C'est au cours des années 80 - seulement - que s'installent dans les états-majors

les équipes et les systèmes de veille systématique de la concurrence et de la technologie

:

- «Dans les années 1970-80, le suivi technologique de la concurrence

n'était pas un art qui était pratiqué. À ma connaissance on le fait maintenant... on le fait maintenant mais à ma connaissance ça date peut-être de deux ans, trois ans peut-être sur une base plus organisée...

- plus formelle... - La banque a fait un suivi sur tous nos compétiteurs et non compétiteurs,

sur à peu près tous les domaines qu'on peut imaginer. On accumule des données, on se constitue une banque d'informations qu'on ajoute, qu'on modifie , qu'on analyse et ... on se compare».

- «Le rapport informatique notamment, en tous cas pour les succursales,

c'est pour refléter ce qui s'est effectivement effectué comme transactions par client, par succursale et consolider un certain nombre d'informations. Aujourd'hui, au moment où je vous parle, chacune des succursales, quelle que soit leur grosseur, par jour il y a trente-neuf rapports qui rentrent. Trente-neuf qui rentrent».

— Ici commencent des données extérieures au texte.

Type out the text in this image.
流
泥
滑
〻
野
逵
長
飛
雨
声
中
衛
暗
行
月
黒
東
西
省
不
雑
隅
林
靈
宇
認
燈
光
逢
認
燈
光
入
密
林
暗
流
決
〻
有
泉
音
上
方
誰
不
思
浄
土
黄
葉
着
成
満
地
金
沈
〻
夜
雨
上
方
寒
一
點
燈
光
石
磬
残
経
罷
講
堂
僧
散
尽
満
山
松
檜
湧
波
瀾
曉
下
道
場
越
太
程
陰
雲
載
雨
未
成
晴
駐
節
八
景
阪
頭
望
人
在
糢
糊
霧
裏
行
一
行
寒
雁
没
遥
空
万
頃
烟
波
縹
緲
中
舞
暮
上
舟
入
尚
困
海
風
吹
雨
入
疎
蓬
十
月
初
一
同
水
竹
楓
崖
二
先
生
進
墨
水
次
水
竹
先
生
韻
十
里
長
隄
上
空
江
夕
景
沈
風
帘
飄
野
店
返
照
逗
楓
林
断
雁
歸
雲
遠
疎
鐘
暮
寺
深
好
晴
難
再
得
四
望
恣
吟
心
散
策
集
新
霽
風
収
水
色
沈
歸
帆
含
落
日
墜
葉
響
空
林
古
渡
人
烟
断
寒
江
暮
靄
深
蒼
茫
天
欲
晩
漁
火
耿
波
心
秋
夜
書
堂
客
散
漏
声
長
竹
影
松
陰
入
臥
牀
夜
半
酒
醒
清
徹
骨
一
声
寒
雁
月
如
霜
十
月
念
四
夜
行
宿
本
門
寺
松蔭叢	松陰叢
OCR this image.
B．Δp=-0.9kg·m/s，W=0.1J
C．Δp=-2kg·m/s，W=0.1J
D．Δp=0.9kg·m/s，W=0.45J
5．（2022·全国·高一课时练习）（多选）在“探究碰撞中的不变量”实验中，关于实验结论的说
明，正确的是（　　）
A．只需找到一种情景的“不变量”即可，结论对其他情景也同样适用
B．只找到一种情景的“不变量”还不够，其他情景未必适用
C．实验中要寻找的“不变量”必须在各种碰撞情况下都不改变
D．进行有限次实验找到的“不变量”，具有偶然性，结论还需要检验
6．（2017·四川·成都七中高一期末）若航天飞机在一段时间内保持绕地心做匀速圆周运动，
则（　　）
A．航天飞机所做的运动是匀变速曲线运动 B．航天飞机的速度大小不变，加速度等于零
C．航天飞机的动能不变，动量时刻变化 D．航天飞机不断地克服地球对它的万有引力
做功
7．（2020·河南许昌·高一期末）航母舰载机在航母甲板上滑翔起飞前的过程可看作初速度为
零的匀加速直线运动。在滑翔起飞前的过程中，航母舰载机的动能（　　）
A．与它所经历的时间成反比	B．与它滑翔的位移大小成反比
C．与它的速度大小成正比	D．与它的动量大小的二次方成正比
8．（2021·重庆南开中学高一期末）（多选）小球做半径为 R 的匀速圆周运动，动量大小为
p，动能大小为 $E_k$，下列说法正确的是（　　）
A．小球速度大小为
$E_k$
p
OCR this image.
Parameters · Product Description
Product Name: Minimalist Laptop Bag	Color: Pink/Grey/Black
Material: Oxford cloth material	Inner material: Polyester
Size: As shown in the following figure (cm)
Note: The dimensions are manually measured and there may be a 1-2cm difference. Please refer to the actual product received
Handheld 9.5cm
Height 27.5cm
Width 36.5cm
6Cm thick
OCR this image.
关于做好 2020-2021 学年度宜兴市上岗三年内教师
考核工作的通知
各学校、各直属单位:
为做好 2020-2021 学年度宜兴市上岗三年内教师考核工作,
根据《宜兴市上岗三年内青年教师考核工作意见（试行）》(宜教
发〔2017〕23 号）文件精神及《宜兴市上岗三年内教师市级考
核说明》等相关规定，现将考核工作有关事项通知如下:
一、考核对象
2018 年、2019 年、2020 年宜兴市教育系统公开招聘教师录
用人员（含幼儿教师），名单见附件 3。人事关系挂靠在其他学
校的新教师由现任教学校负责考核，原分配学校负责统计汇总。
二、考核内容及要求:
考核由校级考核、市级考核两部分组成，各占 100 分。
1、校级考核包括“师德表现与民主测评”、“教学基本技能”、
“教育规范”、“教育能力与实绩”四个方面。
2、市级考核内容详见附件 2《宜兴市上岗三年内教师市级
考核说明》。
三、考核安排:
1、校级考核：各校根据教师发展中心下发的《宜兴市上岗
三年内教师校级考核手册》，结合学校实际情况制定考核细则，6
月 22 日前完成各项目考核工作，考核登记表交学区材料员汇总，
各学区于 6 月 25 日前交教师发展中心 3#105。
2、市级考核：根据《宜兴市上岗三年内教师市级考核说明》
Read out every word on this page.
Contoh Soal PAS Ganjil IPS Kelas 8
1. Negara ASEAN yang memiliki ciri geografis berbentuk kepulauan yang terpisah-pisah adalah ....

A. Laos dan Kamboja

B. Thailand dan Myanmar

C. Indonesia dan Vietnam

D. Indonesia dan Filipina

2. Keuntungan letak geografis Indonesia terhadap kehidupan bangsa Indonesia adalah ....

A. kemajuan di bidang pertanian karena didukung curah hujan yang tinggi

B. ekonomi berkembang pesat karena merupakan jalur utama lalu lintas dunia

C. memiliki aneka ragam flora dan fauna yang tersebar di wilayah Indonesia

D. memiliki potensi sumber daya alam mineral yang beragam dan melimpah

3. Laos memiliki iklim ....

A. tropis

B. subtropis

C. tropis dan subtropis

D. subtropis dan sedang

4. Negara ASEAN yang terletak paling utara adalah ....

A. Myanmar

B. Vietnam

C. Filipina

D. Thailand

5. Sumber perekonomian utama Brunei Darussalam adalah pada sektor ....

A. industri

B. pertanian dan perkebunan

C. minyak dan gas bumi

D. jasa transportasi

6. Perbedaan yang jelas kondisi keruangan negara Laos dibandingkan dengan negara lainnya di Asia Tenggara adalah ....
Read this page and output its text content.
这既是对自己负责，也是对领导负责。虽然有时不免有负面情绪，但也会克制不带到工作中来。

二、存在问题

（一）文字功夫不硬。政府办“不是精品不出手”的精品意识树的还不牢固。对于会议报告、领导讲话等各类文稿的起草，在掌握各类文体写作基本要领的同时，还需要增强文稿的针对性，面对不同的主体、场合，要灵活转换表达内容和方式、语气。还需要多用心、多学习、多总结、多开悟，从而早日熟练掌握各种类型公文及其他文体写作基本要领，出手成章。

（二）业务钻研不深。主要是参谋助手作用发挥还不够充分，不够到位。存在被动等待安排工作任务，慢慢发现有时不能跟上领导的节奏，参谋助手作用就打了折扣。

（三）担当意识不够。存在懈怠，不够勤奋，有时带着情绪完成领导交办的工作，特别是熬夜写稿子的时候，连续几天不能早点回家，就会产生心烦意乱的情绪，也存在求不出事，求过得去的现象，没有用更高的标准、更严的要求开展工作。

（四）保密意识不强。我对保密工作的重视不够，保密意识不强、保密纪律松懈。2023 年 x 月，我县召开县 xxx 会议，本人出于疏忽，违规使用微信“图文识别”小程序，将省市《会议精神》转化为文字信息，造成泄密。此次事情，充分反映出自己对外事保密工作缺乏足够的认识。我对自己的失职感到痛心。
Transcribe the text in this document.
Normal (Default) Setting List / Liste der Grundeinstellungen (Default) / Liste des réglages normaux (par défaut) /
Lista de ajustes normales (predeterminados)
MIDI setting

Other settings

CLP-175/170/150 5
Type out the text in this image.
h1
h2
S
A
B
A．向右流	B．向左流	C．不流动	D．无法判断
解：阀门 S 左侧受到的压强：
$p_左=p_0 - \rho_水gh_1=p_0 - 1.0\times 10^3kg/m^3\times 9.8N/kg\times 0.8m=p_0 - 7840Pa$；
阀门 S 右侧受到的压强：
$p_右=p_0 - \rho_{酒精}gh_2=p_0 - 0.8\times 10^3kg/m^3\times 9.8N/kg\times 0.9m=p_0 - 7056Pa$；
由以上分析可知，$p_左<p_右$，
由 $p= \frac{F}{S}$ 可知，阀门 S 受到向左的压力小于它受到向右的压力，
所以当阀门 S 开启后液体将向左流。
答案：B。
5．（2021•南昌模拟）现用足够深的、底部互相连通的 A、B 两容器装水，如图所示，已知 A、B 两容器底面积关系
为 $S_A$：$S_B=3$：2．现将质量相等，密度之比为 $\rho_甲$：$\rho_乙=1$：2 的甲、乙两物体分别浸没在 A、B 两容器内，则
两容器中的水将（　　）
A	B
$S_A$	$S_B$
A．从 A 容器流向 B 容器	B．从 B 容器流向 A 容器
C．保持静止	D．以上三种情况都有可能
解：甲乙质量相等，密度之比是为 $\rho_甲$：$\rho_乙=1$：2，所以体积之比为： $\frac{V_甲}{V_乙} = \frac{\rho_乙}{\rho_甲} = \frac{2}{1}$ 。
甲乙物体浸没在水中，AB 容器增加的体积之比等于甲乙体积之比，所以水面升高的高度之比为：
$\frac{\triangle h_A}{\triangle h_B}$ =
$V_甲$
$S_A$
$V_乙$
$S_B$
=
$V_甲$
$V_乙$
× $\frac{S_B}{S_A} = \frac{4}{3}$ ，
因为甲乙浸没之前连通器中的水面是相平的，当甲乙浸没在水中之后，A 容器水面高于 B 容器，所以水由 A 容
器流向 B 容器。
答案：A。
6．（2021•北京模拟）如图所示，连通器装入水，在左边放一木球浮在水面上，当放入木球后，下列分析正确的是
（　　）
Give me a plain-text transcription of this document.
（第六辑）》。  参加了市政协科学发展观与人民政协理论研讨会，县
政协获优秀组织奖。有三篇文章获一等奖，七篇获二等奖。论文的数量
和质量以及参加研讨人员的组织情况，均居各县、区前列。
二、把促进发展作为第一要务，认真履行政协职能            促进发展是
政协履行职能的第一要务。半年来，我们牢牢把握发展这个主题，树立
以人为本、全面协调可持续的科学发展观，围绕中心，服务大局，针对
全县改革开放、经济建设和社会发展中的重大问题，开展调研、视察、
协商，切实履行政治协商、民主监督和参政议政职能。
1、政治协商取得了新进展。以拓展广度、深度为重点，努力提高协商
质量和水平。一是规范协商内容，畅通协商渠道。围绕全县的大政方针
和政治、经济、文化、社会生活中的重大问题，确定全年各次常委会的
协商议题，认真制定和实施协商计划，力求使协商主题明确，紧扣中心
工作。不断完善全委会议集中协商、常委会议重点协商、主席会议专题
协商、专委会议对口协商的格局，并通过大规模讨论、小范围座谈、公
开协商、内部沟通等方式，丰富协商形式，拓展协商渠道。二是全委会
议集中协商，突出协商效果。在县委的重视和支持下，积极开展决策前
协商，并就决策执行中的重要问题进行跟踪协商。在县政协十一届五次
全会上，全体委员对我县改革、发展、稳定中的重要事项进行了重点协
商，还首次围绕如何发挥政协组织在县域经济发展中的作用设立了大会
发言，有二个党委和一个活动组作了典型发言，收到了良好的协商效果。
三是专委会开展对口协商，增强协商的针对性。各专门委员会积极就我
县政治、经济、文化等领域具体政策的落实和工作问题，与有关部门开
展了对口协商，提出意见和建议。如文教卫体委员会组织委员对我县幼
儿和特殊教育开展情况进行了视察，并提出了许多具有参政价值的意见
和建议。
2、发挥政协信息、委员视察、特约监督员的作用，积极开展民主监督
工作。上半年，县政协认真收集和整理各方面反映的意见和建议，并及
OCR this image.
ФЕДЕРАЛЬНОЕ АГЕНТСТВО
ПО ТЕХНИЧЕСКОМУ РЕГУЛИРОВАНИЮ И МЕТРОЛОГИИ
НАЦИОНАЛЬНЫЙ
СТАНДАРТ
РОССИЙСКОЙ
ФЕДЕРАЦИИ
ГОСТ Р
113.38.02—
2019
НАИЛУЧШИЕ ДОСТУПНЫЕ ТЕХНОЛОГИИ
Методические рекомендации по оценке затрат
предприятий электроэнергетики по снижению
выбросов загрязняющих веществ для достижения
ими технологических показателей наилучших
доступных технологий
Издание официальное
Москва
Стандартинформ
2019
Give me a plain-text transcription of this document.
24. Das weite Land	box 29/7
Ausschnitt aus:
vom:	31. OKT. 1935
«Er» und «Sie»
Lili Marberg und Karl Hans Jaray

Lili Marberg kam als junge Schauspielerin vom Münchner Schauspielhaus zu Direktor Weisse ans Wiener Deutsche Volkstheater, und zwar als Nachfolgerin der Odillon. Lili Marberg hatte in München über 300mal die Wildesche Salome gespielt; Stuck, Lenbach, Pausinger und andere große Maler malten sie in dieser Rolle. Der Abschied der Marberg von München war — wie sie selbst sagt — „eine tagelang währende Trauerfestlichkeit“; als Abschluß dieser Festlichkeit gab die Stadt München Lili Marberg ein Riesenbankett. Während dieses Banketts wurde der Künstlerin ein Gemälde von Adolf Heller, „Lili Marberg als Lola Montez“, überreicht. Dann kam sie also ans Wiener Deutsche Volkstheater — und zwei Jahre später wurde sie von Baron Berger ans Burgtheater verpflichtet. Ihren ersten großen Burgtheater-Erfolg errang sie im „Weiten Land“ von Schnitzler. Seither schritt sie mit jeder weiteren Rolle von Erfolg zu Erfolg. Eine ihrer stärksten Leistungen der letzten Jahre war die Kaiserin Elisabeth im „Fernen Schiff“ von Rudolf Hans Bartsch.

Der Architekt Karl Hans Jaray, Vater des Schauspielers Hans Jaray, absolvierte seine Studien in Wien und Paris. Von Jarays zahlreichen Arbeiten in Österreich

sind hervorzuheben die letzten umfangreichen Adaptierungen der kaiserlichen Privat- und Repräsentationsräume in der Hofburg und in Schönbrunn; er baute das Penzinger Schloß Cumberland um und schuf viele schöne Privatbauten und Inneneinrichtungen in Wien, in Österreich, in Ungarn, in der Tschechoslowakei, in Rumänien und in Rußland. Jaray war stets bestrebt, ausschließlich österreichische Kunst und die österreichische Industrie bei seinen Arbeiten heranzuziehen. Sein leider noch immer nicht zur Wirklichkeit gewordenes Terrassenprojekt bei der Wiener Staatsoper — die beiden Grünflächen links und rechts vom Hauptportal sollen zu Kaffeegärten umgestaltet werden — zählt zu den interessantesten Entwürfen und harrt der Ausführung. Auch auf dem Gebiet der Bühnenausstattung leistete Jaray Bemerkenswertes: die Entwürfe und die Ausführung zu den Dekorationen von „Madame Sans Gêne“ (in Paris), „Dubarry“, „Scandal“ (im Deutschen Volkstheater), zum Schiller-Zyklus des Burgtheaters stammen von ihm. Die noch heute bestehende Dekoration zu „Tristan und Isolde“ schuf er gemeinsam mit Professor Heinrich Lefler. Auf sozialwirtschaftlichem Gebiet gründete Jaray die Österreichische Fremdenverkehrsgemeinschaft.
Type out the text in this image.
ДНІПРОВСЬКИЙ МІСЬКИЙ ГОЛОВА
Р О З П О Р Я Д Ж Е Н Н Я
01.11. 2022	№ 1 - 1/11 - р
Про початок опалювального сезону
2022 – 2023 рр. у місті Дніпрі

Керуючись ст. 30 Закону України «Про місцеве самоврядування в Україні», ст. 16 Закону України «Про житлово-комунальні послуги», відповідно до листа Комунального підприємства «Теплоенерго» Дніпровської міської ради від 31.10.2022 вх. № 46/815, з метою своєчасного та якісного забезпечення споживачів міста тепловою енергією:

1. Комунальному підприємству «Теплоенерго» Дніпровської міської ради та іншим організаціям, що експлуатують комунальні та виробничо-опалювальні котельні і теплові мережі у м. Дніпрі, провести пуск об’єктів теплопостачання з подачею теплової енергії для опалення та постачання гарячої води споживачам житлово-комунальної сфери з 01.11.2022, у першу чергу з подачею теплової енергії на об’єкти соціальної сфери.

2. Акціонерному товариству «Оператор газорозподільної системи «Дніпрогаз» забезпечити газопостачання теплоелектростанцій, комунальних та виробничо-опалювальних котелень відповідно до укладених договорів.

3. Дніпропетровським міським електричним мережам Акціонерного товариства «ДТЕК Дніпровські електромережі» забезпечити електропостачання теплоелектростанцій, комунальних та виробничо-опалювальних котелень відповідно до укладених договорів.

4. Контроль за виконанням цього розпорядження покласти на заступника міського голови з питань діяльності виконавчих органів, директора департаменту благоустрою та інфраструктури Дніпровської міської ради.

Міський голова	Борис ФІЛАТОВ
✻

Le côté très formel et non stratégique des informations peut conduire à l'échec :

- «On avait dans les années précédentes, à peu près, 4 ans de ça, on allait

chez la firme X, on leur donnait les bandes de données et puis eux autres, ils manipulaient tout ça et finalement ils imprimaient des cartons qui étaient envoyés dans les succursales. Le directeur de succursale, il reçoit une espèce de grosse boîte qui rentre un matin, dans ça tu as tous les clients sur des cartons dans l'ordre alphabétique, dessus tu as les services qui ont, ceux qu'ils n'ont pas... Là, tu travailles avec ça. La plupart des gens, jamais ils regardaient ça. Ils la laissaient là...».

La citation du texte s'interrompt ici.